Robert Perich, Vizepräsident Finanzen und Controlling der ETH, sieht das anders: «Mir ist der Ansatz ‹fossil free› zu eng.» Momentan verfolge die ETH den «Environmental, Social and Governance»-Ansatz, ein Investitionsansatz, der diverse Nachhaltigkeitskriterien berücksichtige. «Langfristig ist das Ziel, aus fossilen Energieträgern auszusteigen, unumgänglich. Wenn wir dies aber nun radikal machen, kollabiert unsere Wirtschaft.» Dies sei nicht die einzige Problematik: «Als öffentlich-rechtliche Institution haben wir beschränkt Drittmittel, die wir investieren können. Im Vergleich mit grossen Pensionskassen wie der Publica sind wir mit unseren 300 Millionen Franken, die wir am Markt angelegt haben, ein 135 Mal kleinerer Player», argumentiert er. Das bestehende Angebot an nachhaltigen Finanzprodukten könnten sie deshalb nur schwach beeinflussen und müssten sich nach den Produktangeboten der Banken richten.
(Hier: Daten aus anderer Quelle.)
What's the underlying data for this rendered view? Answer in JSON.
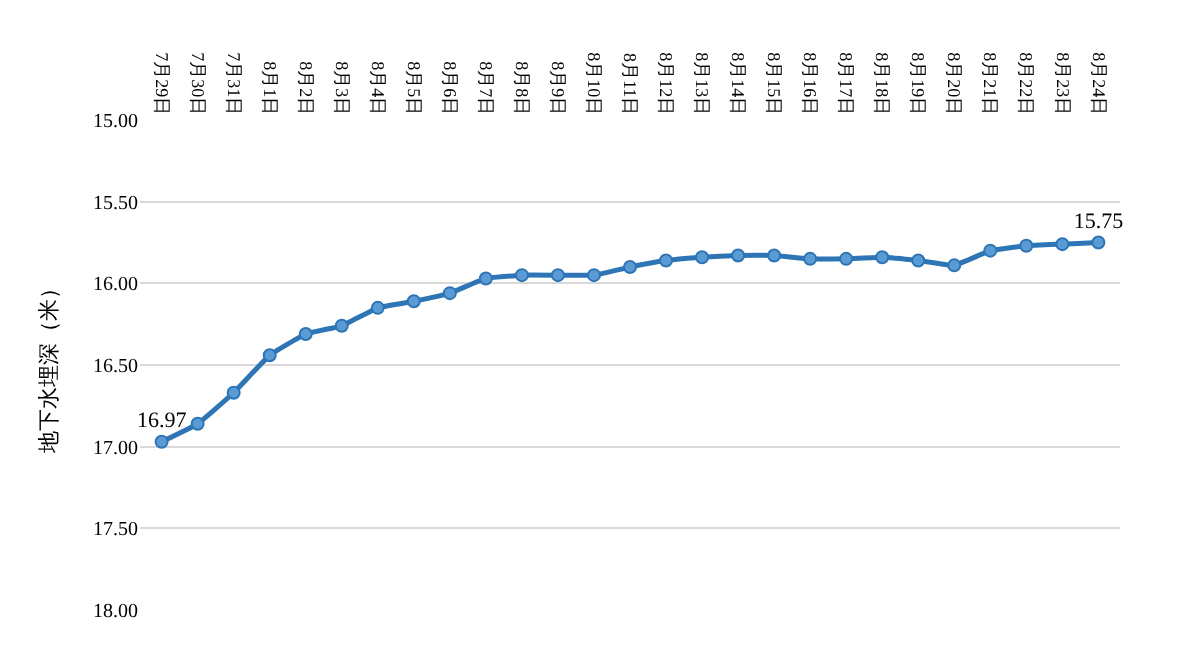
{
  "chart_data": {
    "type": "line",
    "ylabel": "地下水埋深（米）",
    "categories": [
      "7月29日",
      "7月30日",
      "7月31日",
      "8月1日",
      "8月2日",
      "8月3日",
      "8月4日",
      "8月5日",
      "8月6日",
      "8月7日",
      "8月8日",
      "8月9日",
      "8月10日",
      "8月11日",
      "8月12日",
      "8月13日",
      "8月14日",
      "8月15日",
      "8月16日",
      "8月17日",
      "8月18日",
      "8月19日",
      "8月20日",
      "8月21日",
      "8月22日",
      "8月23日",
      "8月24日"
    ],
    "series": [
      {
        "color": "#2e75b6",
        "values": [
          16.97,
          16.86,
          16.67,
          16.44,
          16.31,
          16.26,
          16.15,
          16.11,
          16.06,
          15.97,
          15.95,
          15.95,
          15.95,
          15.9,
          15.86,
          15.84,
          15.83,
          15.83,
          15.85,
          15.85,
          15.84,
          15.86,
          15.89,
          15.8,
          15.77,
          15.76,
          15.75
        ],
        "value_labels": [
          "16.97",
          null,
          null,
          null,
          null,
          null,
          null,
          null,
          null,
          null,
          null,
          null,
          null,
          null,
          null,
          null,
          null,
          null,
          null,
          null,
          null,
          null,
          null,
          null,
          null,
          null,
          "15.75"
        ]
      }
    ],
    "ylim": [
      18.0,
      15.0
    ],
    "yticks": [
      {
        "value": 15,
        "label": "15.00"
      },
      {
        "value": 15.5,
        "label": "15.50"
      },
      {
        "value": 16,
        "label": "16.00"
      },
      {
        "value": 16.5,
        "label": "16.50"
      },
      {
        "value": 17,
        "label": "17.00"
      },
      {
        "value": 17.5,
        "label": "17.50"
      },
      {
        "value": 18,
        "label": "18.00"
      }
    ],
    "grid": "y",
    "marker": "circle",
    "line_style": "solid"
  }
}
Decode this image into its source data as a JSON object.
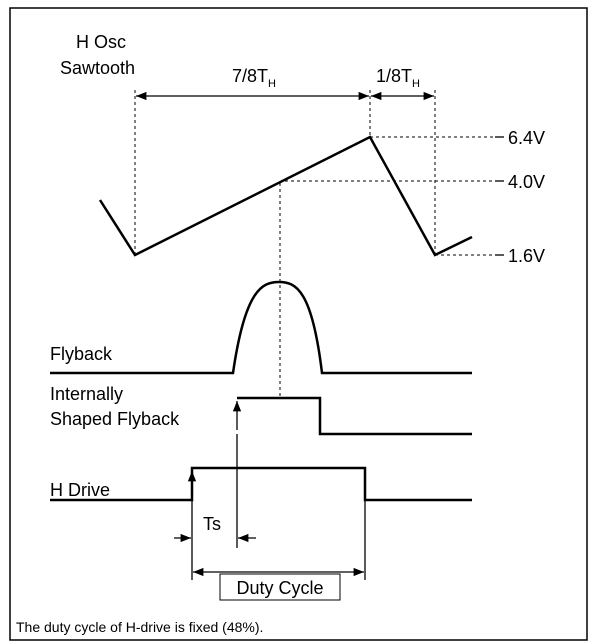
{
  "labels": {
    "osc_1": "H Osc",
    "osc_2": "Sawtooth",
    "seven_eighths": "7/8T",
    "seven_eighths_sub": "H",
    "one_eighth": "1/8T",
    "one_eighth_sub": "H",
    "v_high": "6.4V",
    "v_mid": "4.0V",
    "v_low": "1.6V",
    "flyback": "Flyback",
    "shaped_1": "Internally",
    "shaped_2": "Shaped Flyback",
    "hdrive": "H Drive",
    "ts": "Ts",
    "duty": "Duty Cycle"
  },
  "caption": "The duty cycle of H-drive is fixed (48%)."
}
Das Potential ist noch nicht ausgeschöpft

«Die ETH unternimmt in Punkto Nachhaltigkeit bereits einiges, im Bereich nachhaltiger Investitionen ist es jedoch sicherlich noch nicht das Maximum», räumt Robert Perich ein. Die Anlagen der ETH befinden sich grösstenteils bei der UBS und werden dort in Form eines passiv verwalteten Vermögensmandats angelegt. Auf die Frage, ob man nicht bei nachhaltigen Banken anlegen könne, schüttelt er den Kopf: Sie hätten aufgrund rechtlicher Vorschriften und ihres ausgedehnten Forderungskatalogs begrenzte Auswahl. Trotzdem: Bestimmte nachhaltige Investitionsprinzipien würden berücksichtigt. «Sämtliche Anlagen unterliegen der Ausschlussliste des Schweizer Vereins für verantwortungsbewusste Kapitalanlagen.» Deren Ausschlussempfehlungen beinhalten mehrheitlich ausländische Waffenfirmen und berücksichtigen somit die Menschenrechte. Daran halten sich aber mittlerweile schon die meisten Schweizer Banken.

«Es fehlt der ETH noch an Eigeninitiative. Denn Produkte für passiv verwaltete Vermögen werden durchaus schon angeboten, wie beispielsweise durch die Ethos Stiftung», argumentiert Leon Beck. Der Wille sei zwar vorhanden, es brauche aber noch mehr Engagement, das würden auch die genannten ESG-Kriterien zeigen: «ESG-Faktoren sind nicht fest definiert, man kann sich also sehr schnell damit schmücken, ohne Veränderungen vornehmen zu müssen.» Deren Erwähnung besage lediglich, dass man sich mit den drei Themen beschäftige, es sei aber kein Gütesiegel. Deshalb brauche es Druck von aussen. «In Zukunft müssen aber auch vermehrt Drittmittel und deren Herkunft unter die Lupe genommen werden», findet Leon Beck. Die ETH weite dies seit Jahren immer stärker aus. Mittlerweile betragen sie beinahe 25 Prozent des Gesamtbudgets. «Deshalb wird auch die Frage, wer unsere Hochschulen finanziert, immer relevanter.»